![]() |
![]() |
![]() |
Removing Duplicate Objects¶
This recipe demonstrates a simple workflow for finding and removing duplicate objects in your FiftyOne datasets using intersection over union (IoU).
Specificially, it covers:
Using the compute_max_ious() utility to compute overlap between spatial objects
Using the App’s tagging UI to review and delete duplicate labels
Using FiftyOne’s CVAT integration to edit duplicate labels
Using the find_duplicates() utility to automatically detect duplicate objects
Also, check out our blog post for more information about using IoU to evaluate your object detection models.
Load a dataset¶
In this recipe, we’ll work with the validation split of the COCO dataset, which is conveniently available for download via the FiftyOne Dataset Zoo.

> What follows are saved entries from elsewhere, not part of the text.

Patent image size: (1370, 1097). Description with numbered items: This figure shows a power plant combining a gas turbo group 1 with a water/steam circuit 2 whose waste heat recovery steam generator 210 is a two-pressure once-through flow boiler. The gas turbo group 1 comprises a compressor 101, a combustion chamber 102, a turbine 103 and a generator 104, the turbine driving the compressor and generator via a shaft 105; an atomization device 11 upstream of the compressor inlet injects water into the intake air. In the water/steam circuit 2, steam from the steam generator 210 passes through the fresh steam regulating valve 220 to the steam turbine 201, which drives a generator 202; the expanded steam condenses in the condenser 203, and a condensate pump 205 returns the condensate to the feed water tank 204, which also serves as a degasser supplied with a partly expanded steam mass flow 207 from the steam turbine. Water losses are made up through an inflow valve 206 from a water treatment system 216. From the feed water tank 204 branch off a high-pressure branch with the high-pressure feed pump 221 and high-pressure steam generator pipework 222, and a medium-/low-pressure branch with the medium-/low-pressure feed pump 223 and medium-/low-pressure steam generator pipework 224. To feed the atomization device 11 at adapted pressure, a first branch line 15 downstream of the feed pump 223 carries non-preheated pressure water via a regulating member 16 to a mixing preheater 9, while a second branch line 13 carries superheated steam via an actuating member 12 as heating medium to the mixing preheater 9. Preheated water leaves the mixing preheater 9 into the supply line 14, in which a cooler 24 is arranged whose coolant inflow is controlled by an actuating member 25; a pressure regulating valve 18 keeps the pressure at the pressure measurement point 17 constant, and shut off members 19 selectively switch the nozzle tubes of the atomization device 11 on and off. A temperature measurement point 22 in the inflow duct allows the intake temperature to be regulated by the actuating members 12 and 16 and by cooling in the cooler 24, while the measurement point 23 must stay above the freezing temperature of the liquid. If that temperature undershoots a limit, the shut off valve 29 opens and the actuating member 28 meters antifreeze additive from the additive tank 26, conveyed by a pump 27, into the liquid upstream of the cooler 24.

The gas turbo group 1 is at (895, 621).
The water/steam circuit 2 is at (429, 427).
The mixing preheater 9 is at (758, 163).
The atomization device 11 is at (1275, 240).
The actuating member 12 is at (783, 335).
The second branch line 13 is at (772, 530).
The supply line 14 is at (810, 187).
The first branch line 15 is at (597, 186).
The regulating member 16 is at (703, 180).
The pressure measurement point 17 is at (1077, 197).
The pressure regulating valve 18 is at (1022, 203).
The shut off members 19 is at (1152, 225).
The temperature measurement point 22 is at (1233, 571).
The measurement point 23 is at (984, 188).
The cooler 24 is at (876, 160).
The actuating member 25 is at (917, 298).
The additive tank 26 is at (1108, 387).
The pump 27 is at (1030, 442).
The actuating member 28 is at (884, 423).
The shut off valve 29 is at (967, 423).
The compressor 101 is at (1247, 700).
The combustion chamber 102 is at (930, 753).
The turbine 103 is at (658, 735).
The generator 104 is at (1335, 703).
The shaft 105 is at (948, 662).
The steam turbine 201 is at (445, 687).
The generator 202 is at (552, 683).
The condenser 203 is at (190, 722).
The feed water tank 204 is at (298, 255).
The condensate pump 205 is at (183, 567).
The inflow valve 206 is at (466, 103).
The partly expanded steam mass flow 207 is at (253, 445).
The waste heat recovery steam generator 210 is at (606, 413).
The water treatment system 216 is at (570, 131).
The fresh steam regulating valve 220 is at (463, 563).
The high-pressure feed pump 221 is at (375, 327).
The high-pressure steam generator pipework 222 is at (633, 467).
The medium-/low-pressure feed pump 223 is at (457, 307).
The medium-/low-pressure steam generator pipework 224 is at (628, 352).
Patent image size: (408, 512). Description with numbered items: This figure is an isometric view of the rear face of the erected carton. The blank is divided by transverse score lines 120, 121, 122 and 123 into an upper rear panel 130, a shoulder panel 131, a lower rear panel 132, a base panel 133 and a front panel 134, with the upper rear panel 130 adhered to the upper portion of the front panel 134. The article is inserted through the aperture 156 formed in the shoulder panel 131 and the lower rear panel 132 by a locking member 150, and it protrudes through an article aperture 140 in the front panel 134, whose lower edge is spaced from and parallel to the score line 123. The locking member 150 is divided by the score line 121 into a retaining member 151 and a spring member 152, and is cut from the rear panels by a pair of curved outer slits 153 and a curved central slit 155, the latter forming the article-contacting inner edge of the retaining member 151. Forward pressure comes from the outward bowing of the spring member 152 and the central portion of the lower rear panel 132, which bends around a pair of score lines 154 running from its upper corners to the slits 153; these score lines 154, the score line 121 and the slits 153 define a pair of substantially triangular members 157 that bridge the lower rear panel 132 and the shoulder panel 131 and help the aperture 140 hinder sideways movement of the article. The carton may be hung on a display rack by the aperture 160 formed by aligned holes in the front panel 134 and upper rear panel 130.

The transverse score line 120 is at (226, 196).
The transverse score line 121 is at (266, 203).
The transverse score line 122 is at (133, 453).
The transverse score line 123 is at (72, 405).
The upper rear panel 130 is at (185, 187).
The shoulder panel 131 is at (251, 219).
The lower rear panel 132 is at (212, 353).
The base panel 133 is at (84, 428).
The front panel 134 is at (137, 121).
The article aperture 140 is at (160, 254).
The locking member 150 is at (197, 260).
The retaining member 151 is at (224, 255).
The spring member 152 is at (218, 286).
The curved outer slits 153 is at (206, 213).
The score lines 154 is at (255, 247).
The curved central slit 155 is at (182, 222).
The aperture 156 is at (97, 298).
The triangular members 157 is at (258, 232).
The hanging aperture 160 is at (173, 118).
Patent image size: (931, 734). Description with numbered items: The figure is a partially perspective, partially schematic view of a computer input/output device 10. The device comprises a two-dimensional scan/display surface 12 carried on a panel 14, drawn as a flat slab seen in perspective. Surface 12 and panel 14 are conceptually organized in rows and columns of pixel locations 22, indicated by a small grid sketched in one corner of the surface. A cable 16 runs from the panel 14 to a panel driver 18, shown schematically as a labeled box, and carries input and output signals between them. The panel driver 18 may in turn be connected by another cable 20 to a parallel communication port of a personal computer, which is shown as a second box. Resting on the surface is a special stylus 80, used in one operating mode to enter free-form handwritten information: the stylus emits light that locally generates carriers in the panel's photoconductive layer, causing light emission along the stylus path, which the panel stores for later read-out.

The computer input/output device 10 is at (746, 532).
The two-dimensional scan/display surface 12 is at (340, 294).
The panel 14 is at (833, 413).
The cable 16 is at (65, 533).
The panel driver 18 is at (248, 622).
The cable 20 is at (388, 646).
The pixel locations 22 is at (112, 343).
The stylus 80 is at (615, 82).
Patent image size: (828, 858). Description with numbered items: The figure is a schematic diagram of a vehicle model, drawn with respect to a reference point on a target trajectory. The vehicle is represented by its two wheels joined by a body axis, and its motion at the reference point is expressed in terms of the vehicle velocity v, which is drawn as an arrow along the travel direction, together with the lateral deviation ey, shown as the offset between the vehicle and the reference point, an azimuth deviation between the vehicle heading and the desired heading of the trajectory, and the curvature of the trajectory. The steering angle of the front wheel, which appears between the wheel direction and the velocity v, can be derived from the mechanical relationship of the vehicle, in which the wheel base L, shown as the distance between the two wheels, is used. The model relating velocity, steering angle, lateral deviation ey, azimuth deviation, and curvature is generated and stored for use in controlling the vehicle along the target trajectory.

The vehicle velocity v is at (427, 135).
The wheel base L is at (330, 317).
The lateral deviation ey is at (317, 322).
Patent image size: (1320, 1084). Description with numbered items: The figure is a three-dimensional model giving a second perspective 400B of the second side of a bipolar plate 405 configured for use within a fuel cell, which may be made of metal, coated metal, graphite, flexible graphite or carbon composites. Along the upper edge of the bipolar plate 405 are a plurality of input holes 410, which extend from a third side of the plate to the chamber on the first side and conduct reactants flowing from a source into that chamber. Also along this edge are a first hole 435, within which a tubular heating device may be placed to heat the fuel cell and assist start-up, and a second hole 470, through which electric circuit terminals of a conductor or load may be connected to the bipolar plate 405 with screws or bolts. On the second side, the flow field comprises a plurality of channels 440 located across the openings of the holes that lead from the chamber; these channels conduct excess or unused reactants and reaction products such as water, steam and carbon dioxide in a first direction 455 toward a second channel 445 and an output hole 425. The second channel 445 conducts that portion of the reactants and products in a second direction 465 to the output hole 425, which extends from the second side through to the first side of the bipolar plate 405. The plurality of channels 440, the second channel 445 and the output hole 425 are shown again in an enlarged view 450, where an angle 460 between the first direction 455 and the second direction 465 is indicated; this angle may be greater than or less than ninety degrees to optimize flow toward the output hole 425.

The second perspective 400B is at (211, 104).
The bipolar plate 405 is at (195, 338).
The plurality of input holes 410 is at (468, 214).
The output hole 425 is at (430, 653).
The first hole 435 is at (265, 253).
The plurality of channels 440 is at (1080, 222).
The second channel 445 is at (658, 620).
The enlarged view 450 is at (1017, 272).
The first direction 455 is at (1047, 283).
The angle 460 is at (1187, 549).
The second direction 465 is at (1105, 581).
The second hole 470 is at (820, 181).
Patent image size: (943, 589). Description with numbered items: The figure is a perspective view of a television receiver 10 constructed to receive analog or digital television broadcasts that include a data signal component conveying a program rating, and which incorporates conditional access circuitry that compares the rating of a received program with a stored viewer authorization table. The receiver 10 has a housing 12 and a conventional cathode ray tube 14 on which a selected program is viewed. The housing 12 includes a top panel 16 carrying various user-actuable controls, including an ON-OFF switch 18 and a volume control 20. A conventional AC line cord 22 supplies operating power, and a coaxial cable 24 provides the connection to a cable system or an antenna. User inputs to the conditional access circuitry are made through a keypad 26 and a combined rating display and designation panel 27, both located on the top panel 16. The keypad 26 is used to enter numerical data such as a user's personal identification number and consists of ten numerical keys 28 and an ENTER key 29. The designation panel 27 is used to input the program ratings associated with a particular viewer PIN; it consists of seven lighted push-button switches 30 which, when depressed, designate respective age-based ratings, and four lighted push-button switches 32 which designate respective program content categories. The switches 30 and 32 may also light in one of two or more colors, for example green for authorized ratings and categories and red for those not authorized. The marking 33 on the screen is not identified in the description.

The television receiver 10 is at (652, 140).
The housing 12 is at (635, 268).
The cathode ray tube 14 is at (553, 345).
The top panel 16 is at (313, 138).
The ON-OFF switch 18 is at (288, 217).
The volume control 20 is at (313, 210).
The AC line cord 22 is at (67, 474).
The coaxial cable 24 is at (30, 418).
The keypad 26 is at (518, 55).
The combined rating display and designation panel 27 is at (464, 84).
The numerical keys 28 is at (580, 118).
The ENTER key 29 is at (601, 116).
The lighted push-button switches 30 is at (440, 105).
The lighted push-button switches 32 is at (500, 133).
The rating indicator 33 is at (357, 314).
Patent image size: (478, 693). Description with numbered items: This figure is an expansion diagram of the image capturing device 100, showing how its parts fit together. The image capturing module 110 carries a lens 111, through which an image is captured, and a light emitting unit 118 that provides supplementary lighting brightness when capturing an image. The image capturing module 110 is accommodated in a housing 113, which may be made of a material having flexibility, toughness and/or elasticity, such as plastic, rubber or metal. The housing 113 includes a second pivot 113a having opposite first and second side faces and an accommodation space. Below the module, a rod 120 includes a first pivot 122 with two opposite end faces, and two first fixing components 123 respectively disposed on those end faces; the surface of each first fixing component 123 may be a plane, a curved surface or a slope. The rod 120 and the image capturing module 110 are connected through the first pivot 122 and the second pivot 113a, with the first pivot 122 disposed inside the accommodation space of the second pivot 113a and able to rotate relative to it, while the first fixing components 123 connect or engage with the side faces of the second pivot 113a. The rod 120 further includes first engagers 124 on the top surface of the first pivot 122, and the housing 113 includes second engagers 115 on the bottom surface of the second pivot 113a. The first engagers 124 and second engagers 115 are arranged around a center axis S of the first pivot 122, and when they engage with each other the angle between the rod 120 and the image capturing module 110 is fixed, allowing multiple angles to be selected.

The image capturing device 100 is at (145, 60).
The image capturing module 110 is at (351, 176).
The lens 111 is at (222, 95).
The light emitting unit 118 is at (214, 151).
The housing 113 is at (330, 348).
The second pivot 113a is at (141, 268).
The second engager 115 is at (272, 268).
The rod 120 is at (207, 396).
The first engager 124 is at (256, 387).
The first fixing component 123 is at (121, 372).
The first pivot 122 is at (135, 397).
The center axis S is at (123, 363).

The snippet below downloads and loads a subset of the validation split into FiftyOne:
[1]:
import fiftyone as fo
import fiftyone.zoo as foz
dataset = foz.load_zoo_dataset("coco-2017", split="validation", max_samples=1000)
Downloading split 'validation' to '/Users/Brian/fiftyone/coco-2017/validation' if necessary
Found annotations at '/Users/Brian/fiftyone/coco-2017/raw/instances_val2017.json'
Sufficient images already downloaded
Existing download of split 'validation' is sufficient
Loading 'coco-2017' split 'validation'
100% |███████████████| 1000/1000 [4.9s elapsed, 0s remaining, 216.7 samples/s]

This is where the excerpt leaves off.